Aber so etwas kommt nicht selten vor. Da opfert ein Ministerium einen Staats­se­­kretär, der für die Vorwürfe grade stehen muss, die seinem Minister gemacht werden. Da ent­­lässt ein Un­ter­nehmen einen Mitarbeiter, um die Machenschaften der Führungsriege zu ver­tuschen. Da greift ein Lehrer einen aus der Klasse heraus, um an ihm zu zeigen, wie die Strafe für alle aus­sehen könnte. Stellvertretend. Einer für die anderen.

Wir nehmen das hin. Wir halten das vielleicht für bedauerlich, aber tun nicht wirklich etwas da­gegen. Und wir merken gar nicht, welchem archaischen Muster wir da folgen. Der Reflex eines solchen uralten Mechanismus ist noch in der Jona-Geschichte aus der Le­sung zu fin­den. Dass da einer ins Wasser geworfen wird, um das Wüten des Mee­resgottes zu be­sänf­­ti­gen, ist das ur­sprüng­liche Muster der Erzählung. Aber heute wie damals muss einer gehen, damit die Ordnung des Systems bestehen bleibt. Einem wird vorgeworfen, was alle zu verantworten hätten. Einer wird zum Opfer gemacht.

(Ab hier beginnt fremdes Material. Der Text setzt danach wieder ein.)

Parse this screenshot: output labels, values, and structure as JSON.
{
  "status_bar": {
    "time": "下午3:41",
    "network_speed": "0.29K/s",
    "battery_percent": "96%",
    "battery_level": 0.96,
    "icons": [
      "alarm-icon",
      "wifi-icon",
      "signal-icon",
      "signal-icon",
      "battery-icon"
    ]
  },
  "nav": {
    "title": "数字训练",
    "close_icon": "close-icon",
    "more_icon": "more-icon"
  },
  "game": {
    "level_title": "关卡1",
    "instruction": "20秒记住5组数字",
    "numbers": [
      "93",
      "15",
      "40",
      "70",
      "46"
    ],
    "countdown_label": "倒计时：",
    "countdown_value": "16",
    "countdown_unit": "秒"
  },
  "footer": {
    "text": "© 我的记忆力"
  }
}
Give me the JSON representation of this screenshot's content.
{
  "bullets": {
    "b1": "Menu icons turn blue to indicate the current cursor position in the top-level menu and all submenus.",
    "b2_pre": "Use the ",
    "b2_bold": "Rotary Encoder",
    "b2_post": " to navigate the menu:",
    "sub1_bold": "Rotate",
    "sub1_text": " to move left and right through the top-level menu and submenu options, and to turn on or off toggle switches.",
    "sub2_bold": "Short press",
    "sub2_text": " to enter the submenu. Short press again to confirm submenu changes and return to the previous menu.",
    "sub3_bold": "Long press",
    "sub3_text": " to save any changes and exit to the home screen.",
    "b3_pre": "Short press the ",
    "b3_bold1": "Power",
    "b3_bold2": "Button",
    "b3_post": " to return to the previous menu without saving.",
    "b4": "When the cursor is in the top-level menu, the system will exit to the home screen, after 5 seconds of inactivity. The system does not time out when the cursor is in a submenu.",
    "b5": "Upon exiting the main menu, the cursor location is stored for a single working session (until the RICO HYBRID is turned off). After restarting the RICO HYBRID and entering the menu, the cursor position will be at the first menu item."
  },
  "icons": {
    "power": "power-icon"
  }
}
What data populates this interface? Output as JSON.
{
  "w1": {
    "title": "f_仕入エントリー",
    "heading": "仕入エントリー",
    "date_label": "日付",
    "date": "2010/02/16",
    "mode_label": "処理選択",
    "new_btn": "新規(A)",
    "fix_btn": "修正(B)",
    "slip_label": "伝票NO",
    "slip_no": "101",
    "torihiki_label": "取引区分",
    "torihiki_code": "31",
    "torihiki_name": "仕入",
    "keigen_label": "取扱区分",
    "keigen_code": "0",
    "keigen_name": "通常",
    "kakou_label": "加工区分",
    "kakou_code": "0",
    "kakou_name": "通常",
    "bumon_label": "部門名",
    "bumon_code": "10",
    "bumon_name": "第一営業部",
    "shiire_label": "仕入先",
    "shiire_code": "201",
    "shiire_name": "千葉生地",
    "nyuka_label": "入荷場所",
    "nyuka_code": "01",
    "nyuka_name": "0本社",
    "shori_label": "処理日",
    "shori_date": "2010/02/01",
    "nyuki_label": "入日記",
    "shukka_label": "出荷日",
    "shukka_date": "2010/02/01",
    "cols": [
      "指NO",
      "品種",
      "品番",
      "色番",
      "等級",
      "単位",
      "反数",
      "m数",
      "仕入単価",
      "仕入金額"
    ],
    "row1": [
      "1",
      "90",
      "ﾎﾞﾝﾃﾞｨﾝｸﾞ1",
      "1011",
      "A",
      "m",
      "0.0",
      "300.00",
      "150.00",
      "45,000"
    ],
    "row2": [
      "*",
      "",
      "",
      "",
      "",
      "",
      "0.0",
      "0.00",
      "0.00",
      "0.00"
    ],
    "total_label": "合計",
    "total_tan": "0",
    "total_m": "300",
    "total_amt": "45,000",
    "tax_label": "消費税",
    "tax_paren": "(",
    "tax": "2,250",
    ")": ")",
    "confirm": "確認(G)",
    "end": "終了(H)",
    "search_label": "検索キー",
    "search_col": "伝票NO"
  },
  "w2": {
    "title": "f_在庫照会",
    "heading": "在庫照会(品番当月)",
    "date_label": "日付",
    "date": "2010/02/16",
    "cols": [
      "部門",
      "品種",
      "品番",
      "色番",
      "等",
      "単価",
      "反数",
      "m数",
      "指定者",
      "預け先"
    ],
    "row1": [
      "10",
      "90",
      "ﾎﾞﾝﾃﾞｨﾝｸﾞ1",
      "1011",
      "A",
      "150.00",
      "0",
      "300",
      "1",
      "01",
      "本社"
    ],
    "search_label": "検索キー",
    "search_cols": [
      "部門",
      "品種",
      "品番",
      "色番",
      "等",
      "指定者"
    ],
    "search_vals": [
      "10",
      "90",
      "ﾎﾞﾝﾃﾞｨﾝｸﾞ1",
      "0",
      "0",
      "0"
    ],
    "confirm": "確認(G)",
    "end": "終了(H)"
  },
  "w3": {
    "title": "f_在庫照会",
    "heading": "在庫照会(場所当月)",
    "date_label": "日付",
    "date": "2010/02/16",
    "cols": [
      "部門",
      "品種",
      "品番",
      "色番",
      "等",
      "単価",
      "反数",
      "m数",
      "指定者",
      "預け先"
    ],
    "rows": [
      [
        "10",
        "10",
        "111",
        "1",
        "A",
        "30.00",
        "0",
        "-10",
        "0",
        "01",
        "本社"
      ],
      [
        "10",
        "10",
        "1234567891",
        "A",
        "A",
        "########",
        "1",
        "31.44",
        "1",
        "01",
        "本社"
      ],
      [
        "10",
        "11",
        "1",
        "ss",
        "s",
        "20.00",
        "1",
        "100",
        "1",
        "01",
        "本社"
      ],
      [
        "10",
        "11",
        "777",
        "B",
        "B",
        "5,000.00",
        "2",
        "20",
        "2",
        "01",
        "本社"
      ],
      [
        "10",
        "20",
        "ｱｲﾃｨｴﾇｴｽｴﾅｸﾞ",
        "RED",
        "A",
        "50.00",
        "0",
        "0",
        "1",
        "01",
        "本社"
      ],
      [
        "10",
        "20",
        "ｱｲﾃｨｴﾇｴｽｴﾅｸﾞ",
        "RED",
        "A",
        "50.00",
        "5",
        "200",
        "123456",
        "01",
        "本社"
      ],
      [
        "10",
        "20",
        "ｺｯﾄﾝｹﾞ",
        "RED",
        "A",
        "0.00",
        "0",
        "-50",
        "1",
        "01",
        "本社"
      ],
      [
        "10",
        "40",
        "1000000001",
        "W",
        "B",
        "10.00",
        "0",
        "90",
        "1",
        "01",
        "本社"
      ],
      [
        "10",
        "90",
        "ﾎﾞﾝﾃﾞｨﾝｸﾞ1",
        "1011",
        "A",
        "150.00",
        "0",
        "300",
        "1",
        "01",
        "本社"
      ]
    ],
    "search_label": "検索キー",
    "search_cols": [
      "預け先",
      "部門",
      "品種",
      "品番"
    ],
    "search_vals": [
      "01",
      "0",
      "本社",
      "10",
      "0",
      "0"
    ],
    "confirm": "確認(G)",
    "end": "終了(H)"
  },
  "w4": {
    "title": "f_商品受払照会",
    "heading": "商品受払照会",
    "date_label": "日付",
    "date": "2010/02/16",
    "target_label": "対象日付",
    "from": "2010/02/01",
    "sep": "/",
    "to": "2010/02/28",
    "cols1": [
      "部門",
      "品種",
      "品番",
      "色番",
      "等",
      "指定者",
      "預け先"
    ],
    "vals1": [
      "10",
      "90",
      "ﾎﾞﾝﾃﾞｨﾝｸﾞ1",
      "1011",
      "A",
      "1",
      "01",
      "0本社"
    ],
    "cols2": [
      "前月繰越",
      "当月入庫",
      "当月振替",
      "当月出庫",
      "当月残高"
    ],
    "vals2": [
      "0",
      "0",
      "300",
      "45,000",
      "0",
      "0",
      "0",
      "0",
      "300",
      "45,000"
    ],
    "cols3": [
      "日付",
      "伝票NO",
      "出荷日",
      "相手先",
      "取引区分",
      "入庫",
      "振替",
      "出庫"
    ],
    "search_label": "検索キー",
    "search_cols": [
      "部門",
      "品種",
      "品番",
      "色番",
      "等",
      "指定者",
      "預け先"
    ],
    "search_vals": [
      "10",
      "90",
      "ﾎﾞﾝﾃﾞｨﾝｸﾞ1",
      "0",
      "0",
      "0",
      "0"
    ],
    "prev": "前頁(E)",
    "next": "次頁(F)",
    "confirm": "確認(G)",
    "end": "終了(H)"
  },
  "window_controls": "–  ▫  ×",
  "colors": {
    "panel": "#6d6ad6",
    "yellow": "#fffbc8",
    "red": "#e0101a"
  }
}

Hören Sie dazu den Text, mit dem im Johannesevangelium die Erzählung von Jesu Passion beginnt.

Johannes 11

47 Da versammelten die Hohenpriester und die Pharisäer den Hohen Rat und sprachen: Was tun wir? Dieser Mensch tut viele Zeichen. 48 Lassen wir ihn so, dann werden sie alle an ihn glau­ben, und dann kommen die Römer und nehmen uns Land und Leute. 49 Einer aber von ihnen, Kaiphas, der in dem Jahr Hoherpriester war, sprach zu ihnen: Ihr wisst nichts; 50 ihr be­denkt auch nicht: Es ist besser für euch, ein Mensch sterbe für das Volk, als dass das gan­ze Volk verderbe. 51 Das sagte er aber nicht von sich aus, sondern weil er in dem Jahr Ho­her­priester war, weissagte er, dass Jesus sterben würde für das Volk 52 und nicht für das Volk allein, sondern auch, um die verstreuten Kinder Gottes zusammenzubringen. 53 Von dem Tage an war es für sie beschlossen, dass sie ihn töteten.

Sie haben sicher gemerkt, an welcher Stelle des Textausschnitts ich hängengeblieben bin: Es ist besser für euch, ein Mensch sterbe für das Volk, als dass das gan­ze Volk verderbe. Das Böse der Gegner Jesu ist ganz banal.

Einer muss gehen, damit die Ordnung des Systems bestehen bleibt, damit die römische Be­sat­­zungsmacht sich nicht provoziert fühlt. Immerhin vollbrachte dieser dahergelaufene Na­za­re­ner Dinge, die das Volk als messianische Zeichen verstand. Aber ein Messias, ein kö­nig­li­cher Davidssohn - das konnte für die Römer nur heißen: ein rebellierender Anführer, ein auf­stän­­discher Judenkönig. Und das ohne Eingreifen der Behörden? Nein, einer solchen Ver­däch­­­tigung wollte sich der Hohe Rat nicht aus­setzen. Darum: Es ist besser für euch, ein Mensch sterbe für das Volk, als dass das gan­ze Volk verderbe.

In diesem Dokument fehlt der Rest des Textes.